Era sexta feira, já estava no fim da tarde, e mais uma vez eu tive que enfrentar o dia do sofrimento na cessão de quimioterapia. A Cláudia colocou uma porção a mais de remédio na minha bolsa de soro por recomendação da equipe médica que coordena o meu tratamento. O único sentimento que me vinha na hora era o de se estar morrendo. E o pior é que eu me preocupava com o fato de as pessoas que eu gosto terem que sofrer por minha causa depois. Eu sentia que era uma bomba relógio, prestes a explodir, sendo responsável pelo sofrimento das pessoas que eu amo.
A viagem para Califórnia não saia da minha cabeça. Eu mal podia acreditar que iria conhecer o Wilson, mal podia esperar para tirar todas as dúvidas que eu sempre tive, além do desejo enorme de poder conhecer a cidade. Sempre imaginei como seria lá; restaurantes chiques, lojas com muitas roupas de grife, bebidas clássicas, trânsito tranquilo, e tudo o que uma bela cidade poderia ter.

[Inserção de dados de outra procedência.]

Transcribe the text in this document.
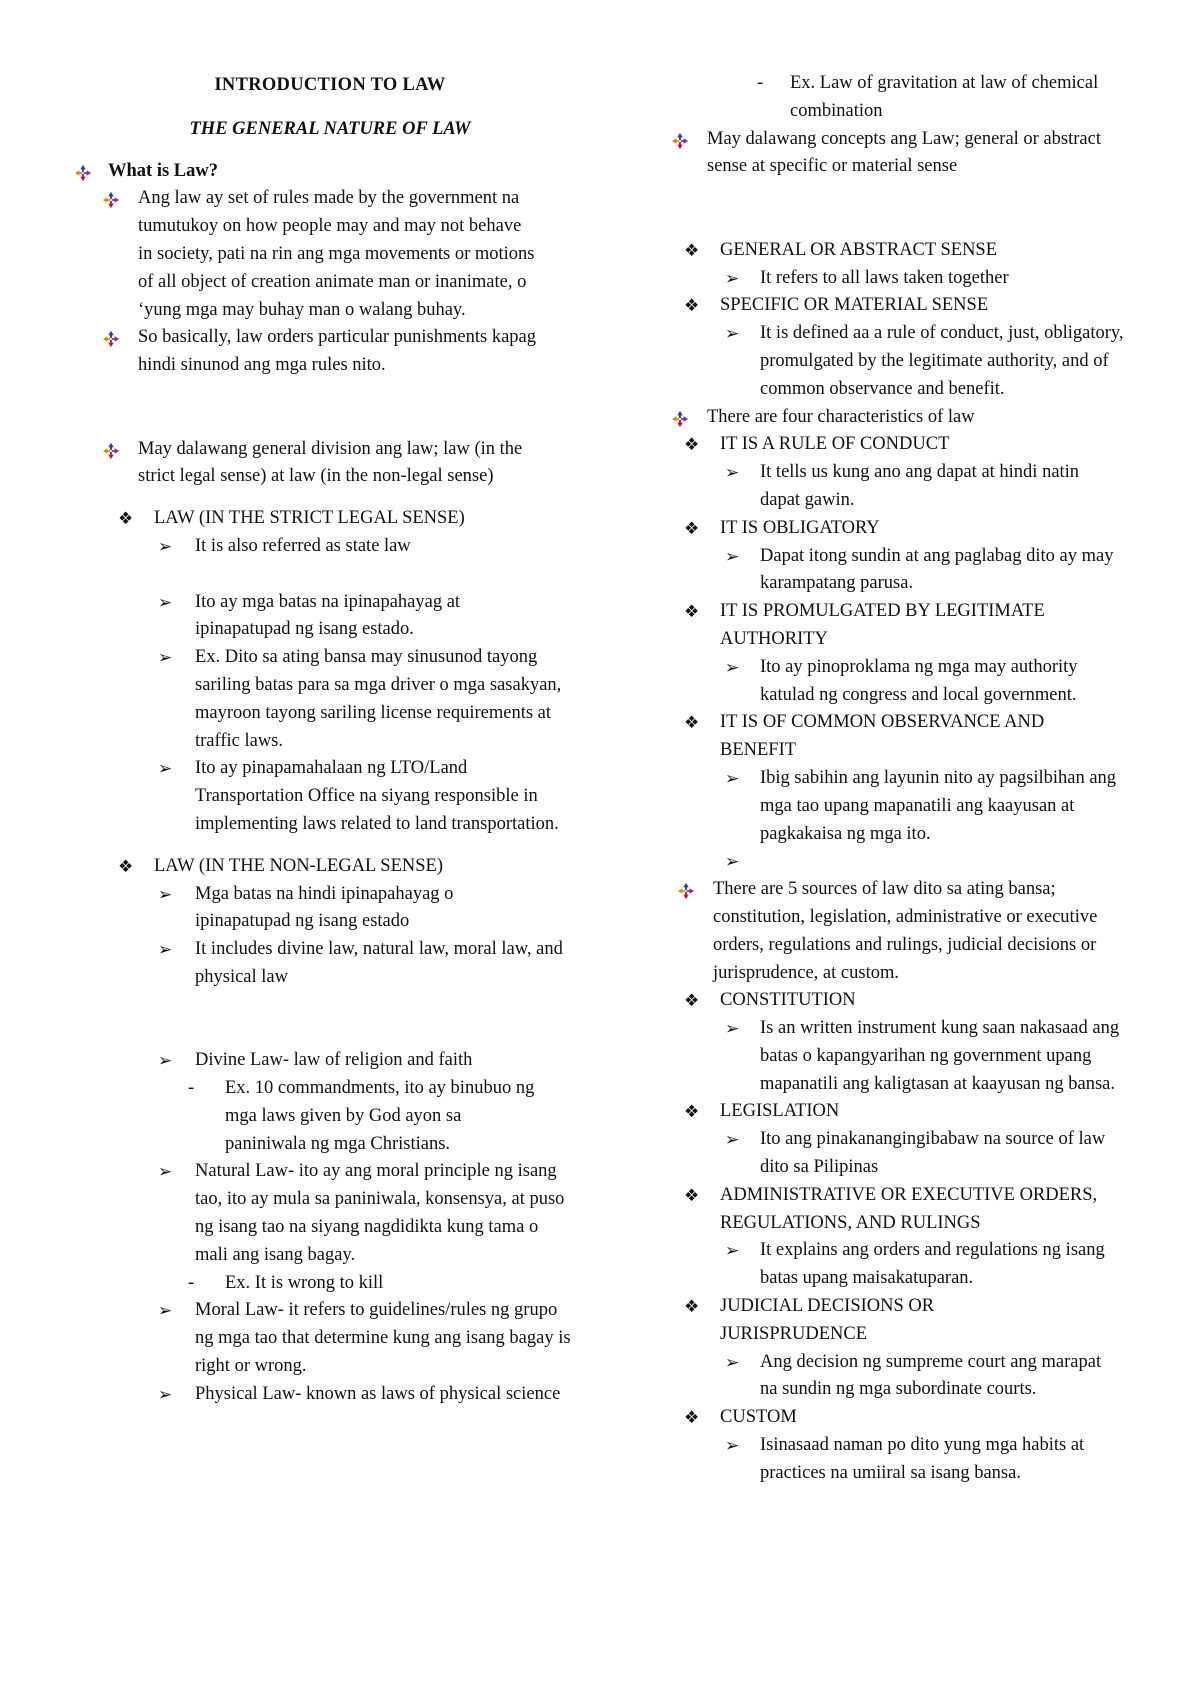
INTRODUCTION TO LAW
THE GENERAL NATURE OF LAW
What is Law?
Ang law ay set of rules made by the government na tumutukoy on how people may and may not behave in society, pati na rin ang mga movements or motions of all object of creation animate man or inanimate, o ‘yung mga may buhay man o walang buhay.
So basically, law orders particular punishments kapag hindi sinunod ang mga rules nito.
May dalawang general division ang law; law (in the strict legal sense) at law (in the non-legal sense)
❖ LAW (IN THE STRICT LEGAL SENSE)
➢ It is also referred as state law
➢ Ito ay mga batas na ipinapahayag at ipinapatupad ng isang estado.
➢ Ex. Dito sa ating bansa may sinusunod tayong sariling batas para sa mga driver o mga sasakyan, mayroon tayong sariling license requirements at traffic laws.
➢ Ito ay pinapamahalaan ng LTO/Land Transportation Office na siyang responsible in implementing laws related to land transportation.
❖ LAW (IN THE NON-LEGAL SENSE)
➢ Mga batas na hindi ipinapahayag o ipinapatupad ng isang estado
➢ It includes divine law, natural law, moral law, and physical law
➢ Divine Law- law of religion and faith
- Ex. 10 commandments, ito ay binubuo ng mga laws given by God ayon sa paniniwala ng mga Christians.
➢ Natural Law- ito ay ang moral principle ng isang tao, ito ay mula sa paniniwala, konsensya, at puso ng isang tao na siyang nagdidikta kung tama o mali ang isang bagay.
- Ex. It is wrong to kill
➢ Moral Law- it refers to guidelines/rules ng grupo ng mga tao that determine kung ang isang bagay is right or wrong.
➢ Physical Law- known as laws of physical science
- Ex. Law of gravitation at law of chemical combination
May dalawang concepts ang Law; general or abstract sense at specific or material sense
❖ GENERAL OR ABSTRACT SENSE
➢ It refers to all laws taken together
❖ SPECIFIC OR MATERIAL SENSE
➢ It is defined aa a rule of conduct, just, obligatory, promulgated by the legitimate authority, and of common observance and benefit.
There are four characteristics of law
❖ IT IS A RULE OF CONDUCT
➢ It tells us kung ano ang dapat at hindi natin dapat gawin.
❖ IT IS OBLIGATORY
➢ Dapat itong sundin at ang paglabag dito ay may karampatang parusa.
❖ IT IS PROMULGATED BY LEGITIMATE AUTHORITY
➢ Ito ay pinoproklama ng mga may authority katulad ng congress and local government.
❖ IT IS OF COMMON OBSERVANCE AND BENEFIT
➢ Ibig sabihin ang layunin nito ay pagsilbihan ang mga tao upang mapanatili ang kaayusan at pagkakaisa ng mga ito.
➢
There are 5 sources of law dito sa ating bansa; constitution, legislation, administrative or executive orders, regulations and rulings, judicial decisions or jurisprudence, at custom.
❖ CONSTITUTION
➢ Is an written instrument kung saan nakasaad ang batas o kapangyarihan ng government upang mapanatili ang kaligtasan at kaayusan ng bansa.
❖ LEGISLATION
➢ Ito ang pinakanangingibabaw na source of law dito sa Pilipinas
❖ ADMINISTRATIVE OR EXECUTIVE ORDERS, REGULATIONS, AND RULINGS
➢ It explains ang orders and regulations ng isang batas upang maisakatuparan.
❖ JUDICIAL DECISIONS OR JURISPRUDENCE
➢ Ang decision ng sumpreme court ang marapat na sundin ng mga subordinate courts.
❖ CUSTOM
➢ Isinasaad naman po dito yung mga habits at practices na umiiral sa isang bansa.
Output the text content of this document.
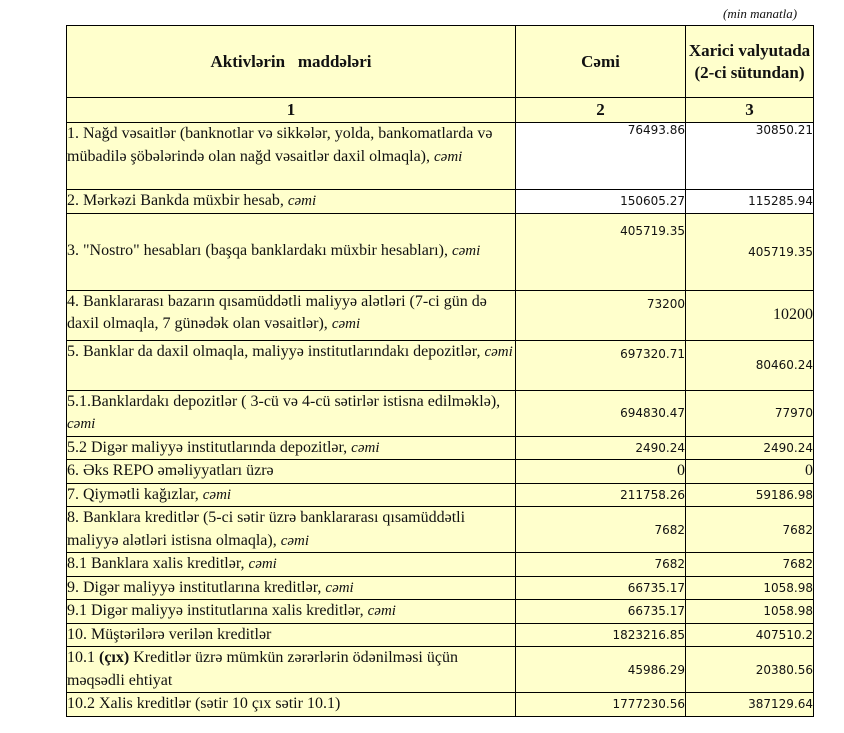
(min manatla)
Aktivlərin   maddələri	Cəmi	Xarici valyutada (2-ci sütundan)
1	2	3
1. Nağd vəsaitlər (banknotlar və sikkələr, yolda, bankomatlarda və mübadilə şöbələrində olan nağd vəsaitlər daxil olmaqla), cəmi	76493.86	30850.21
2. Mərkəzi Bankda müxbir hesab, cəmi	150605.27	115285.94
3. "Nostro" hesabları (başqa banklardakı müxbir hesabları), cəmi	405719.35	405719.35
4. Banklararası bazarın qısamüddətli maliyyə alətləri (7-ci gün də daxil olmaqla, 7 günədək olan vəsaitlər), cəmi	73200	10200
5. Banklar da daxil olmaqla, maliyyə institutlarındakı depozitlər, cəmi	697320.71	80460.24
5.1.Banklardakı depozitlər ( 3-cü və 4-cü sətirlər istisna edilməklə), cəmi	694830.47	77970
5.2 Digər maliyyə institutlarında depozitlər, cəmi	2490.24	2490.24
6. Əks REPO əməliyyatları üzrə	0	0
7. Qiymətli kağızlar, cəmi	211758.26	59186.98
8. Banklara kreditlər (5-ci sətir üzrə banklararası qısamüddətli maliyyə alətləri istisna olmaqla), cəmi	7682	7682
8.1 Banklara xalis kreditlər, cəmi	7682	7682
9. Digər maliyyə institutlarına kreditlər, cəmi	66735.17	1058.98
9.1 Digər maliyyə institutlarına xalis kreditlər, cəmi	66735.17	1058.98
10. Müştərilərə verilən kreditlər	1823216.85	407510.2
10.1 (çıx) Kreditlər üzrə mümkün zərərlərin ödənilməsi üçün məqsədli ehtiyat	45986.29	20380.56
10.2 Xalis kreditlər (sətir 10 çıx sətir 10.1)	1777230.56	387129.64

Quando cheguei em casa depois da cessão de quimioterapia fui checar a caixa de e-mail para ver se tinha recebido alguma mensagem da acessória do Sr Wilson. Enquanto fazia isso, o Ramon ligou pra mim. Telefonemas se tonou uma parte da nossa rotina. Mas, naquele dia eu senti que o Ramon estava muito estranho.
— Anne?
— Oi.
— Está ocupada?
— Não. Cheguei agora pouco da cessão de químio.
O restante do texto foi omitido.